Monnaie nationale, investissements massifs, planification : sortir la France de la crise, par Jacques Sapir

American Landscape, Charles Sheeler, 1930. (MoMa)

Jacques Sapir est économiste et directeur d’études à l’Ecole des hautes études en sciences sociales (EHESS). Il dirige depuis 1996 le Centre d’études des modes d’industrialisation (CEMI-EHESS).

Vous notez dans votre récente étude publiée sur le site de la MSE-MSU que « seule une politique très expansive des investissements publics […] accompagnée par une modification substantielle du cadre institutionnel européen […] serait susceptible d’éviter une décennie perdue pour la France ». Par quels biais l’Etat doit-il investir dans l’économie selon vous ? Comment définiriez-vous une politique d’investissements publics adéquate pour répondre à la crise que nous traversons ? Enfin, comment le cadre institutionnel européen doit-il évoluer ?

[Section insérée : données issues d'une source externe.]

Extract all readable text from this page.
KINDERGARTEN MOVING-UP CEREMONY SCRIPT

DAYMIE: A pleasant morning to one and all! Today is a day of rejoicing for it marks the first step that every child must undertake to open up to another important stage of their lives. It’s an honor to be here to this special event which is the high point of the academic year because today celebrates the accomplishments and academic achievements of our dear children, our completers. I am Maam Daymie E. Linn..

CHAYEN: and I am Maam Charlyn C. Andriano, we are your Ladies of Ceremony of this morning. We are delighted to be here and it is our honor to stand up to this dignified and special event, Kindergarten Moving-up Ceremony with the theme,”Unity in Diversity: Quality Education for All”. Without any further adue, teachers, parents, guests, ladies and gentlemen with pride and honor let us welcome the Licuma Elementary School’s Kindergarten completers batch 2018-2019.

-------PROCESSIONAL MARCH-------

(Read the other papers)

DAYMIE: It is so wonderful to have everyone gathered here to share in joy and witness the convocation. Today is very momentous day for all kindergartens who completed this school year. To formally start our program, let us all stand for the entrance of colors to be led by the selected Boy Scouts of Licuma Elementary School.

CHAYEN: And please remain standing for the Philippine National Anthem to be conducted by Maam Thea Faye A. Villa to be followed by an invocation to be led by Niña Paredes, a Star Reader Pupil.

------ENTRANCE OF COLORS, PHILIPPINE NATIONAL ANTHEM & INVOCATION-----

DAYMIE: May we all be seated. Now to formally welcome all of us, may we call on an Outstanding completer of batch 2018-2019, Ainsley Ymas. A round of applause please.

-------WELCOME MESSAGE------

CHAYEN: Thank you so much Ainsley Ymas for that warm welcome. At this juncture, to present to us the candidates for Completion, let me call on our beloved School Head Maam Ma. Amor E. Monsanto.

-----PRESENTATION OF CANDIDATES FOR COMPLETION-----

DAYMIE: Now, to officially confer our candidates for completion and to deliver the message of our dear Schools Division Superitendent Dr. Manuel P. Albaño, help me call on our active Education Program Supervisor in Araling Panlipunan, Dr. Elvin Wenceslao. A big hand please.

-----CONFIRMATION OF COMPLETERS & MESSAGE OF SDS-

Il convient tout d’abord de préciser le contexte : la nécessité des investissements publics répond à l’incertitude systémique que provoque actuellement l’épidémie de la COVID-19 et ses conséquences économiques. C’est parce que cette incertitude paralyse en partie les comportements des investisseurs privés que l’Etat doit se substituer à eux. Mais, c’est aussi parce que les comportements des agents décentralisés sont actuellement incapables de converger spontanément vers des finalités socialement acceptables (ou considérées comme telles dans le débat public) que l’Etat doit aussi se substituer à eux.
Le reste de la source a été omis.